BM-BU, compagnons de route ?

Cécile Touitou

Paysage universitaire et politiques de site

En introduction à la journée d’étude organisée par les groupes régionaux Île-de-France et Paris de l’ABF, le 25 avril 2013, à la bibliothèque de l’université Pierre et Marie Curie (BUPMC) – Paris 6, Christophe Pérales (président de l’ADBU et directeur du SCD de l’université de Versailles Saint-Quentin-en-Yvelines) a brossé le tableau du paysage changeant des bibliothèques universitaires au cours des années récentes dans le contexte encore instable d’une prochaine loi sur l’enseignement supérieur et la recherche  1. Il est revenu sur la loi relative aux libertés et responsabilités des universités (loi LRU) – communément appelée loi sur l’« autonomie » des universités – consistant plutôt en un transfert des compétences et des ressources, en un renforcement des services centraux de la présidence par rapport aux facultés et en la mise en place d’un pilotage plus efficient dans un contexte de généralisation de la LOLF. Il convenait de créer des pôles universitaires de plus grande taille pouvant concurrencer les universités de premier plan international.
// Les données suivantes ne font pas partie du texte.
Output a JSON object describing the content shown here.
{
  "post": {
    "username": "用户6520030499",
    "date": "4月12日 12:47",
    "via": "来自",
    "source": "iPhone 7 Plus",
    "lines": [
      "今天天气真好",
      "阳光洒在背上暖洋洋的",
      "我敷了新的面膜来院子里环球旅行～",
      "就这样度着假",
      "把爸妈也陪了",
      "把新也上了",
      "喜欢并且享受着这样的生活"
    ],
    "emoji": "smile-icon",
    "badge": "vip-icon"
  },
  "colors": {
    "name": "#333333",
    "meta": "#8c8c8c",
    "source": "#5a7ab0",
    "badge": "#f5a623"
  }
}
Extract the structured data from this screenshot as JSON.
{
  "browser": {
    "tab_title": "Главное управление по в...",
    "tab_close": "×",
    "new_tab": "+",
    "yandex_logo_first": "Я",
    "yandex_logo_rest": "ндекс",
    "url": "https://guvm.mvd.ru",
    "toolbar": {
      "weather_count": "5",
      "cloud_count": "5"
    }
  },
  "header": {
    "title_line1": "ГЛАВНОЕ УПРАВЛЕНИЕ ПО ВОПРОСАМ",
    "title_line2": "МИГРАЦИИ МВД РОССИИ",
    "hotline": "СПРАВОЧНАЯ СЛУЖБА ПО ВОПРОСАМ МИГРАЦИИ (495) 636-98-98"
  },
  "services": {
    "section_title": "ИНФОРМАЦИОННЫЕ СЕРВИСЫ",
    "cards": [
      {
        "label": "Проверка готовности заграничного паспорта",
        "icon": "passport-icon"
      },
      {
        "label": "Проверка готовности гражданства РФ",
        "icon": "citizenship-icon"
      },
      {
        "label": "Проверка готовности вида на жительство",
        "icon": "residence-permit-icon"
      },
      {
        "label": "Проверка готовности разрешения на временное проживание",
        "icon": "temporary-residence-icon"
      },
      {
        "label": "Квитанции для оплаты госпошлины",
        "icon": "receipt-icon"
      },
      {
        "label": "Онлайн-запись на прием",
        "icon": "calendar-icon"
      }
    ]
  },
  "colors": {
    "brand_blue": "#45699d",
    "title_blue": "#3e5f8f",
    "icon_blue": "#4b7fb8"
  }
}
C’est le choix du modèle « big is beautiful » qui a été fait selon Chistophe Pérales en favorisant le regroupement des universités pour aboutir à des grands pôles nationaux. Selon lui, ces nouvelles dispositions n’ont pas eu d’impact majeur sur les bibliothèques universitaires. L’ADBU s’était alors prononcée en faveur de la LRU en espérant qu’elle permettrait une meilleure intégration de la fonction documentaire dans la politique de la recherche. Ce n’est pas encore le cas aujourd’hui, d’où une relative déception.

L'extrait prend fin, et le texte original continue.